In my post below, Tutsi probably differ genetically from the Hutu, there were many comments. Some I did not post because they were rude, though they did ask valid questions. I will address those issues, but let me quote one comment:
That’s an interesting possibility, but this admixture run didn’t split the non-hunter-gatherer Africans that well. In one of your previous analyses on East Africa you managed to get a pretty accurate ‘Afro-Asiatic/Cushitic’ and ‘Nilotic’ cluster. Is it possible that you could run this Tutsi sample using the same admixture settings as in the ‘Flavors of Afro-Asiatic’ blog post to see if he carries a significant Nilotic component or is mainly Bantu & Cushitic derived?
So I replicated ADMIXTURE runs for many of the same populations as I did in my post, Flavors of Afro-Asiatic. I also pared down the population set and generated a PCA with EIGENSOFT. Before I get to those results, let me tackle the questions.
1) “Are the Luhya suitable proxies for the Hutus?”
Probably. The reason is that Bantu-speaking populations, from the Congo to South Africa, are surprisingly similar. Not only that, but these populations are very distinctive from groups which are close them geographically, but linguistically different (e.g., Khoe, Sandawe, Masai). The Luhya are not exceptional. I’ve run the Henn et al. data sets enough to be convinced that they’re exactly as they should be. They are pretty much what you’d expect from Kenyan Bantu. A predominant element which ties them back to an East-Central African point of origin, with some admixture with other East African elements (similarly, South African Bantu exhibit Khoisan admixture). The Hutu may be peculiar, but we don’t know, and my null is that they’re mostly Bantu with some admixture, as is the case with most Bantu speaking populations (this one Tutsi seems to be an exception in that context, as they are presumably Bantu speaking). If you think that the the Luhya are not suitable, I invite you to download the HapMap Luhya, and merge them with some of the Henn et al. data sets (or HGDP or Behar data sets). I think that should convince you.
2) “The admixture percentages you give are weird for population X.”
Someone who is more technically fluent than I can correct me, but I suggest that you be very careful about taking absolute percentages too literally. If you tell a statistical algorithm to push the genetic variation you’ve input into it into a certain number of boxes, it will do that, even if it has to squeeze them in all sorts of ways. In other words, modulating the parameters is an easy way to generate plenty of weird absolute proportions. Often it’s pretty obvious that deeply admixed populations are showing up as their own distinctive cluster…but that begs the question, when is admixture so distant that it shouldn’t count? Instead of focusing on absolute percentages, look at the relationships between individuals and populations. These too can be tweaked and massaged, but my personal experience is that they’re somewhat less volatile.
3) “The Nilotic cluster doesn’t map well onto Nilotic populations.”
The labels one gives, formally or informally, to a population cluster are for ease of recollection. They are not there to transmit to you real concrete information about the deep history of a population and its relationship. Additionally, there is always going to be a lot of confusion when you leverage geographical or linguistic terminologies which have only approximate relationships to genetic clusters.

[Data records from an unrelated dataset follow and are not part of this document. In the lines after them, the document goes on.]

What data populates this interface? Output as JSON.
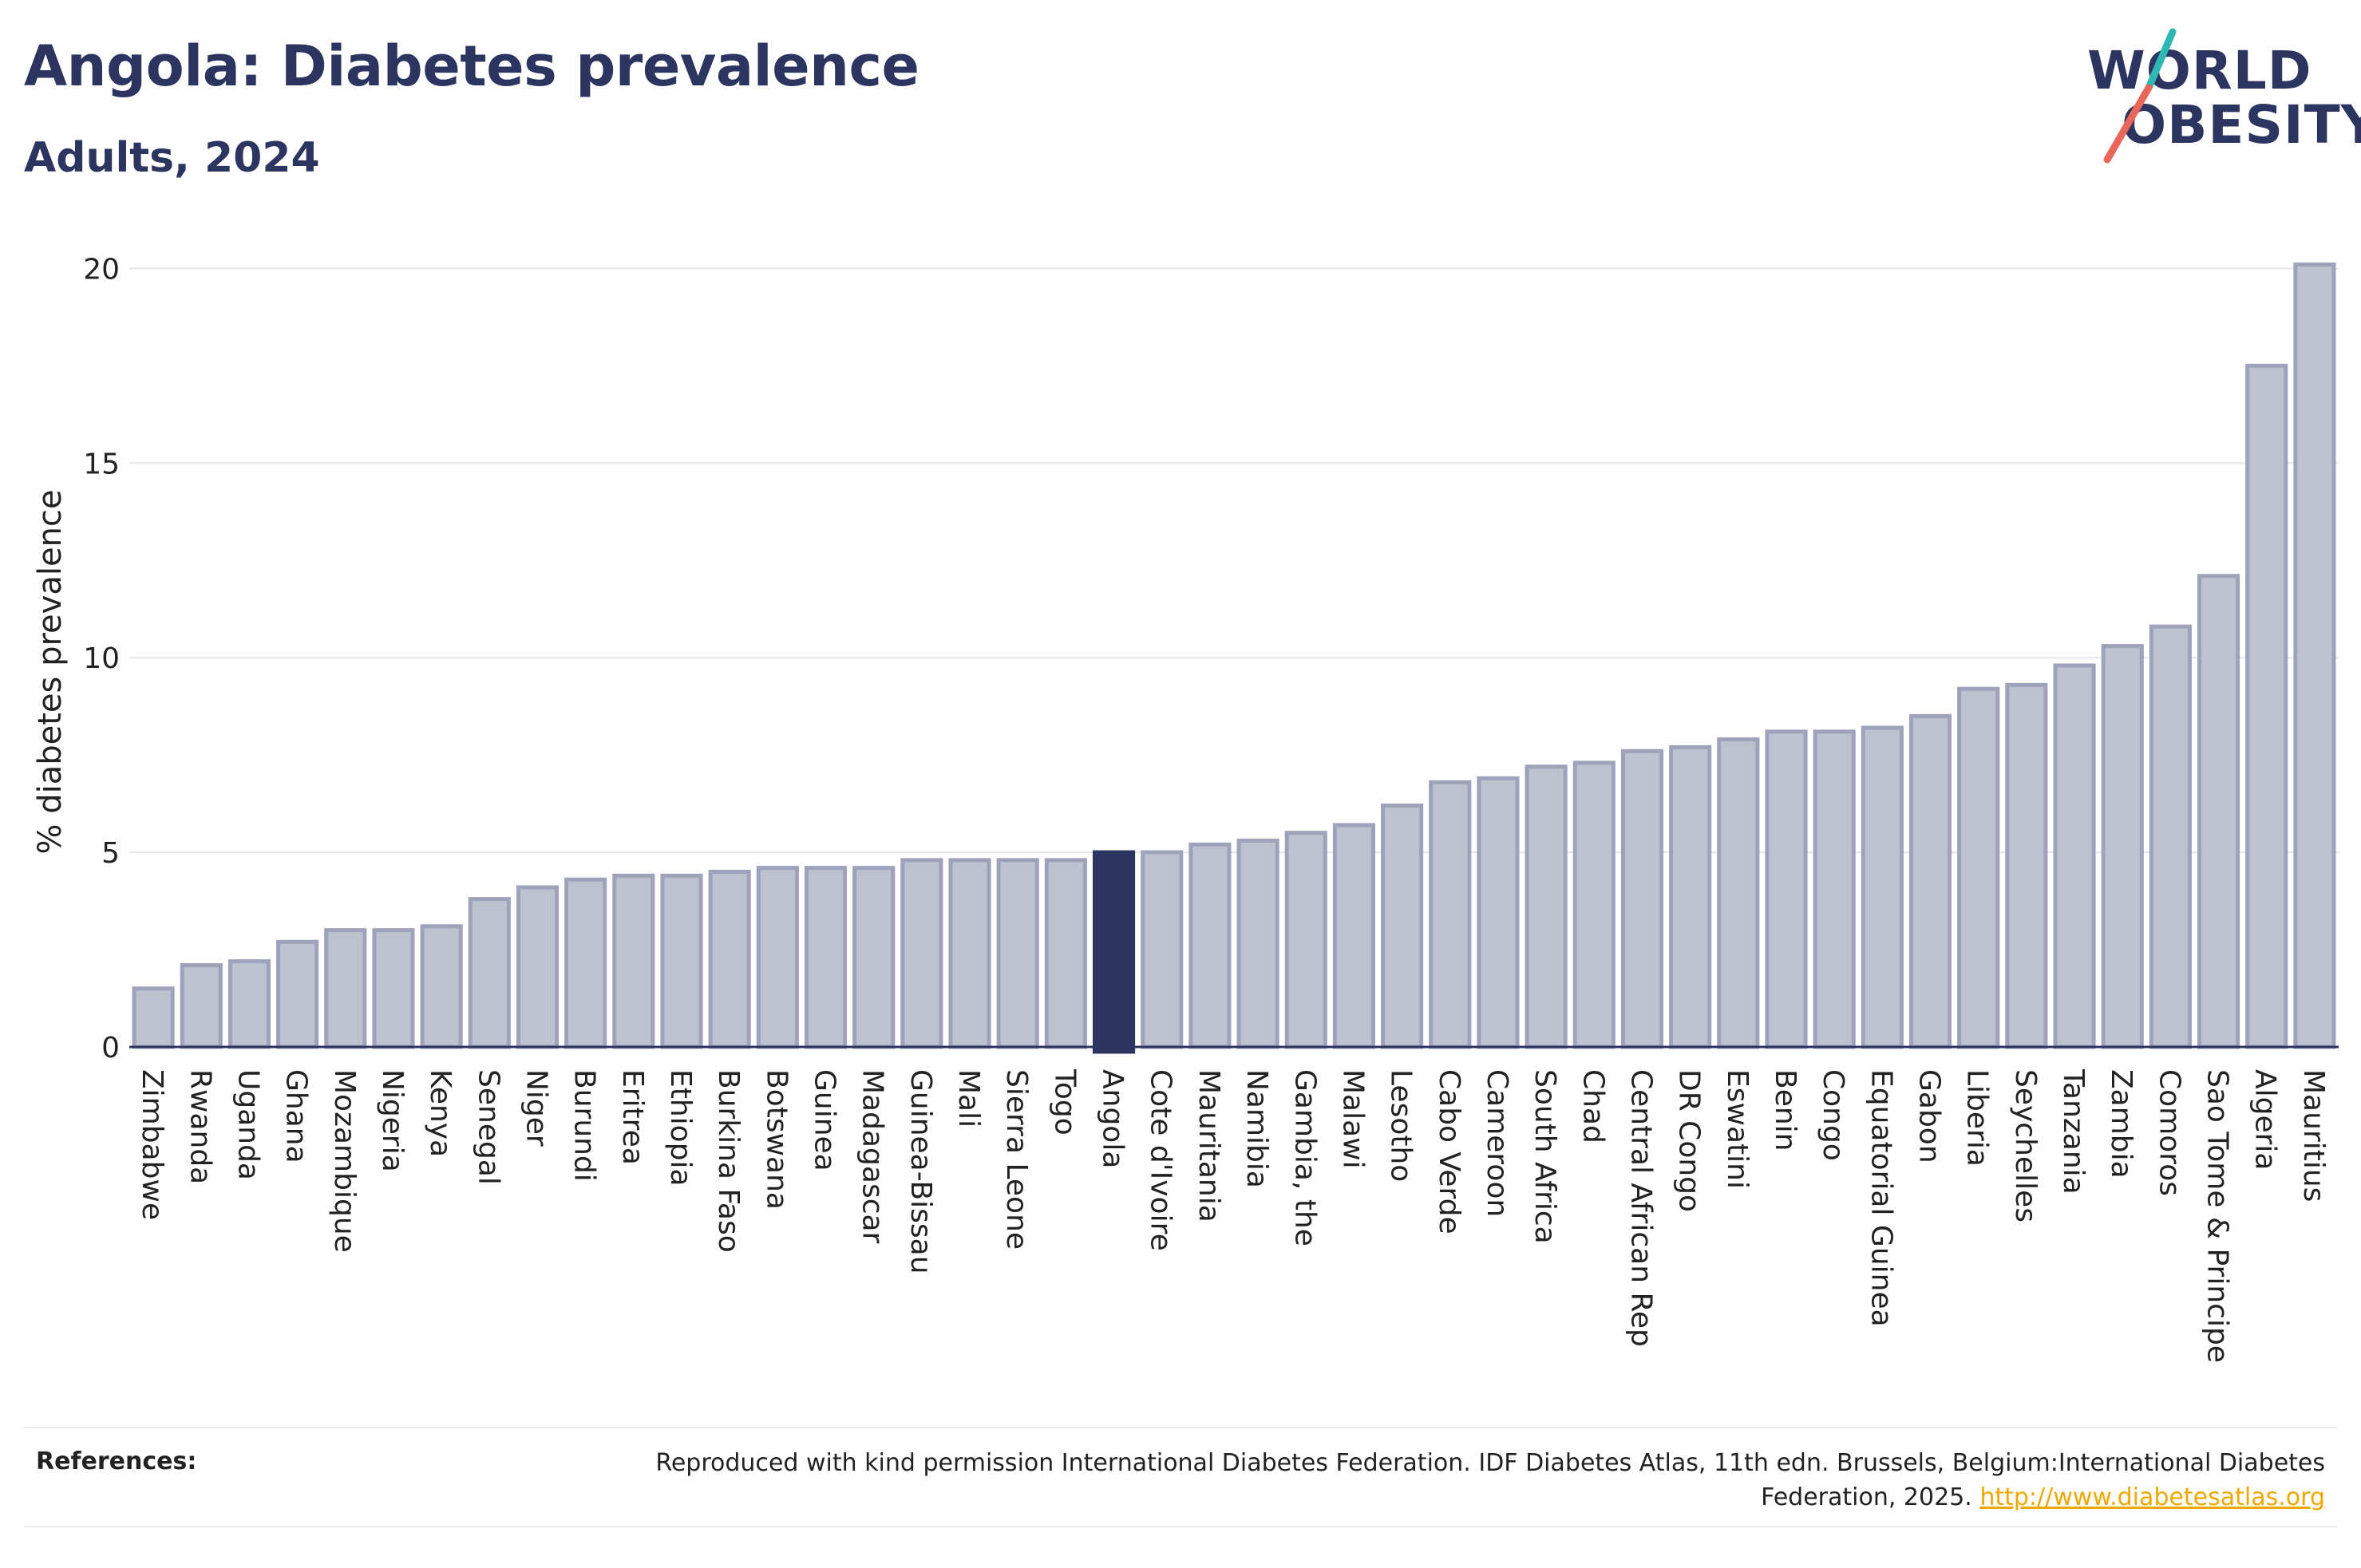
{
  "header": {
    "title": "Angola: Diabetes prevalence",
    "subtitle": "Adults, 2024"
  },
  "logo": {
    "line1": "WORLD",
    "line2": "OBESITY",
    "slash_colors": [
      "#2fb8b3",
      "#e8675a"
    ]
  },
  "references": {
    "label": "References:",
    "text": "Reproduced with kind permission International Diabetes Federation. IDF Diabetes Atlas, 11th edn. Brussels, Belgium:International Diabetes Federation, 2025.",
    "link": "http://www.diabetesatlas.org"
  },
  "colors": {
    "bar_fill": "#bec1ce",
    "bar_stroke": "#9ea3bb",
    "highlight": "#2b3560",
    "grid": "#e6e6ea",
    "baseline": "#2b3560"
  },
  "chart_data": {
    "type": "bar",
    "title": "Angola: Diabetes prevalence",
    "subtitle": "Adults, 2024",
    "xlabel": "",
    "ylabel": "% diabetes prevalence",
    "ylim": [
      0,
      20.5
    ],
    "yticks": [
      0,
      5,
      10,
      15,
      20
    ],
    "grid": true,
    "highlight": "Angola",
    "categories": [
      "Zimbabwe",
      "Rwanda",
      "Uganda",
      "Ghana",
      "Mozambique",
      "Nigeria",
      "Kenya",
      "Senegal",
      "Niger",
      "Burundi",
      "Eritrea",
      "Ethiopia",
      "Burkina Faso",
      "Botswana",
      "Guinea",
      "Madagascar",
      "Guinea-Bissau",
      "Mali",
      "Sierra Leone",
      "Togo",
      "Angola",
      "Cote d'Ivoire",
      "Mauritania",
      "Namibia",
      "Gambia, the",
      "Malawi",
      "Lesotho",
      "Cabo Verde",
      "Cameroon",
      "South Africa",
      "Chad",
      "Central African Rep",
      "DR Congo",
      "Eswatini",
      "Benin",
      "Congo",
      "Equatorial Guinea",
      "Gabon",
      "Liberia",
      "Seychelles",
      "Tanzania",
      "Zambia",
      "Comoros",
      "Sao Tome & Principe",
      "Algeria",
      "Mauritius"
    ],
    "values": [
      1.5,
      2.1,
      2.2,
      2.7,
      3.0,
      3.0,
      3.1,
      3.8,
      4.1,
      4.3,
      4.4,
      4.4,
      4.5,
      4.6,
      4.6,
      4.6,
      4.8,
      4.8,
      4.8,
      4.8,
      5.0,
      5.0,
      5.2,
      5.3,
      5.5,
      5.7,
      6.2,
      6.8,
      6.9,
      7.2,
      7.3,
      7.6,
      7.7,
      7.9,
      8.1,
      8.1,
      8.2,
      8.5,
      9.2,
      9.3,
      9.8,
      10.3,
      10.8,
      12.1,
      17.5,
      20.1
    ]
  }
}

Don’t get so caught up in semantics that you forget that ADMIXTURE components are abstractions, useful for smoking out genetic variation, not for perfectly mapping onto some idealized set of ur-populations.
Now to my results. I used 200,000 markers. I combined Lithuanians and Belorussians into one pot as “Baltic,” and Syrians and Jordanians into another as “Levantines.” For the PCA I focused on African populations, and used the Yemeni Jews as the outgroup. Additionally, there is clearly structure due to some family relationships amongst the Masai. This is a problem in many runs with them. Even when you remove the “problem” individuals other clusters tend to crop up at higher K’s where the Masai are very numerous. In any case, for the purpose of these runs ignore the family clusters, and focus on the more typical individuals amongst the Masai.
Remember that the Tutsi is 3/4 Tutsi, 1/4 Hutu. It is N = 1. So is the Nubian. You see in many of the Horn of Africa populations that the Eurasian component has an affinity with Yemenis, not Europeans. In contrast, the Nubian does have some European-like component. That’s probably simply due to the fact that in this run Levantines themselves have that, and Egyptians who also carry that component are part of the heritage of the Nubian. The Tutsi does have the Southwest Asian component, which the Masai seem to lack.
To get a better sense, let’s look at a slice of individuals. The Tutsi is last. The family relationships of some of the Masai are also clear. Focus on the more typical Masai and the Tutsi:
Looking at the individual results it seems that the Tutsi can be placed with the range of combinations of ancestral components of the Masai, though not the Luhya. To get a different vantage point let’s look at some PCAs, which visualize the largest components of genetic variance in the data set.
The results are not cut & dry. I am less skeptical of some Afro-Asiatic element in the Tutsi heritage, though it still seems that the dominant affinity is with the Masai.
Note: I ran K = 7 to K – 10. There wasn’t anything different in the general pattern of the runs I did not show.